Salafists in Germany, followers of a fundamentalist and sometimes violent interpretation of Islam which gave birth to the Islamic State, are targeting refugees fleeing the Middle East and Asia for radicalisation.
As more than 4,000 refugees and migrants arrive in the south-east of Europe every day and with 105,000 arriving in Germany in August alone, fears have been raised that the flow of people from Isis-held Iraq, Libya and Syria may pose a security risk.
In Germany the country's fundamental Islamists have identified those arriving from the embattled nations to the west as ripe for radicalisation. Bavaria-based preacher Pierre Vogel, a proponent of strict Sharia law but who does not advocate violence, has published guidelines in a YouTube video on how his followers should best capitalise on the arriving refugees. He suggests they should form teams to help refugees build shelters and visit them often.
Vogel instructs his fellow Salafists to "bring gifts" and try to gain access to accommodation where refugees are staying. If they are refused they are told to engage with refugees in their local mosques. The Salafists are also concerned that refugees might convert to Christianity.
The German newspaper Die Welt has quoted a member of the country's secret service who has been observing the Salafists as saying: "Our study shows that Salafis have tried in individual cases, to establish contact with refugees on the pretext of alleged offers of help."
In other parts of the country, Salafists have engaged in similar activities as refugees arrive in North Rhine-Westphalia and Hamburg. Secular groups in Germany have claimed the goal of the extremist group is to hamper the integration of refugees into German society.
Professor Anthony Glees, the director of the Centre for Security and Intelligence Studies at Buckingham University, told IBTimes UK that he thought Germany had radically underestimated the impact the arrival of so many refugees could have when it said it would process 800,000 asylum seekers this year.
"There is a possibility that perfectly straightforward migrants from Syria could be radicalised in Europe. Every which way, the security aspects of Germany's emotional response to the crisis spells a real security nightmare for all of Europe," he said.

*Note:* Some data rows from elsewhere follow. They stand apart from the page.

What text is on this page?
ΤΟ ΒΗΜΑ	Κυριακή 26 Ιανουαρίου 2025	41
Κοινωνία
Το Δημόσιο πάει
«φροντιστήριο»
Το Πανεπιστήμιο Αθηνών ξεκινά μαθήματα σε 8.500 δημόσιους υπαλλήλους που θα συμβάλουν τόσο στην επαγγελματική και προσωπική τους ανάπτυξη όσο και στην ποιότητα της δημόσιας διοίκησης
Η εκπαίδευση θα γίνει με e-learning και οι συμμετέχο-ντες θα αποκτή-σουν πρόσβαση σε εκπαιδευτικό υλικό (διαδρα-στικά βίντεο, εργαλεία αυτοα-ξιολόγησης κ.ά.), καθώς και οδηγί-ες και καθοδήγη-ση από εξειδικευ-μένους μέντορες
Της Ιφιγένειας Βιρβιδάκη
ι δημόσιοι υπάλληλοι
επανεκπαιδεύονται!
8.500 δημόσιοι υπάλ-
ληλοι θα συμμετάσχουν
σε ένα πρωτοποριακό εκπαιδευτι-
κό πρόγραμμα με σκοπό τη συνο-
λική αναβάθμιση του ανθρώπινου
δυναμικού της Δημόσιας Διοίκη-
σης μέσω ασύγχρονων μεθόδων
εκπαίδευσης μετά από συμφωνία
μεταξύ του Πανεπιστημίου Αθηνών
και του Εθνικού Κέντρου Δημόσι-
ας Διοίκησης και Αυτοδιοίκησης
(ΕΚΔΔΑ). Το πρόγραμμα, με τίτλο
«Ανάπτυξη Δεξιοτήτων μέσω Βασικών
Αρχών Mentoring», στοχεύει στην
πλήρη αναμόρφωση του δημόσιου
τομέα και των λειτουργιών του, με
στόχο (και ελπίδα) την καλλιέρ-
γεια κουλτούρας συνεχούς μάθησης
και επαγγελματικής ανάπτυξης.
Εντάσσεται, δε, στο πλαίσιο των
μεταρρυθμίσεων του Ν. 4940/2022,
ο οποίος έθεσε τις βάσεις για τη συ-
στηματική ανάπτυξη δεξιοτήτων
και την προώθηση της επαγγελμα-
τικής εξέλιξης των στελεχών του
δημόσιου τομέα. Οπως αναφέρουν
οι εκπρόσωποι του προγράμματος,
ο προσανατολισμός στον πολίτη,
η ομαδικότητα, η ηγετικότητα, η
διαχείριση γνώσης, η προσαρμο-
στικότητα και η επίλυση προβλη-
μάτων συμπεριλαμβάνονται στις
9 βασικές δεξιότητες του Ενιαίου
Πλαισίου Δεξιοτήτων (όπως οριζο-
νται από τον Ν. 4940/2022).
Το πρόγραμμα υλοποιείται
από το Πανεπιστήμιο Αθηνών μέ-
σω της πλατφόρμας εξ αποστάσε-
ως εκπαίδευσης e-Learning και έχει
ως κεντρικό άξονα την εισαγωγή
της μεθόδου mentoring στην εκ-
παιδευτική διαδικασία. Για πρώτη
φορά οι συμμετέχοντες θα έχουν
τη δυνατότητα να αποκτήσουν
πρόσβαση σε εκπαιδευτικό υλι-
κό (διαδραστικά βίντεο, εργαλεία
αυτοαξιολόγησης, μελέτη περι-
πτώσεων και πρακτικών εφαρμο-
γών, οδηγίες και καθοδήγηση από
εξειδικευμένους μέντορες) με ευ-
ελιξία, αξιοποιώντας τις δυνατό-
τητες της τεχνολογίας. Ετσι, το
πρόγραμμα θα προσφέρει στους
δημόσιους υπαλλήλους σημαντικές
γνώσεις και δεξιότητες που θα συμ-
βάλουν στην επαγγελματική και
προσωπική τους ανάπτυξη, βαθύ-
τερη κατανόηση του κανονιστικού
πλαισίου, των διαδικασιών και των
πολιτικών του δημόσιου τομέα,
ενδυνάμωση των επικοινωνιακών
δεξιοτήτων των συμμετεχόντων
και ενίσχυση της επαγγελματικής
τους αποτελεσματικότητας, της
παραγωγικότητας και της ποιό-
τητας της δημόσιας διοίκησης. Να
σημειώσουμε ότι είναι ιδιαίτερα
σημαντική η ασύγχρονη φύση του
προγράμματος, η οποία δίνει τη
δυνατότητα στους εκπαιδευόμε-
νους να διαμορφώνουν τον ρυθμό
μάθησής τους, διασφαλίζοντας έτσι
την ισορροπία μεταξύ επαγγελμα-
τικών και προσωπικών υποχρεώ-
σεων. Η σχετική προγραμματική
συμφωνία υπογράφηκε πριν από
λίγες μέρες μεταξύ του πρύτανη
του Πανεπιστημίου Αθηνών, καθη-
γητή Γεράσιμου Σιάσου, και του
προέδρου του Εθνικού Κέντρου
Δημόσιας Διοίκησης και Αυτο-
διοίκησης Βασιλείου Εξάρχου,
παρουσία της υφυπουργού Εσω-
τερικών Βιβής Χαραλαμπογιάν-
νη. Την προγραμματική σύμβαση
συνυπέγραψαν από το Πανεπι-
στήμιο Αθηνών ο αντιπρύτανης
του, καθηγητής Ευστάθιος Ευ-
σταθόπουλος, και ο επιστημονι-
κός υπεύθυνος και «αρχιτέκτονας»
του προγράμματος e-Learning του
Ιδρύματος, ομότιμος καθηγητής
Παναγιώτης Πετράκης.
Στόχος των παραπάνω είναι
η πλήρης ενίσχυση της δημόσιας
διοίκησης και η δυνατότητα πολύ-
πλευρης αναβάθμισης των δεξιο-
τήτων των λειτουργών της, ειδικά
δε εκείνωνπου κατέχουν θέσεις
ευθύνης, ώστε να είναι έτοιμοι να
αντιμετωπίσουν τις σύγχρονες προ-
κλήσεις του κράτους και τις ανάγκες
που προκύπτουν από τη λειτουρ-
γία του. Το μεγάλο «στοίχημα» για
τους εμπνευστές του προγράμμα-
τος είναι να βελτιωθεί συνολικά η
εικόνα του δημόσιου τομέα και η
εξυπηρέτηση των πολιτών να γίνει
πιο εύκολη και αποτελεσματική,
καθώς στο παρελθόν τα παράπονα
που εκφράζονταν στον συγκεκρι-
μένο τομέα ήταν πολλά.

"This is a problem because of the dereliction of duty on the part of the Germans. The Germans have prevented the Hungarians from doing what the law, Schengen and the Dublin accord says has to be done. People have to be screened in the first Schengen European Union country they get to," he added.
Germany announced last week that it would no longer follow the Dublin accord which stipulated refugees and asylum seekers had to be processed in the first EU member state they arrived in. The move was precipitated in part by the unfair burden posed to "front line" nations such as Italy, Greece and Hungary where refugees were arriving in unprecedented numbers.
Security analysis and government ministers across Europe have claimed the Islamic State could exploit refugee routes in attempts to carry out terrorist attacks.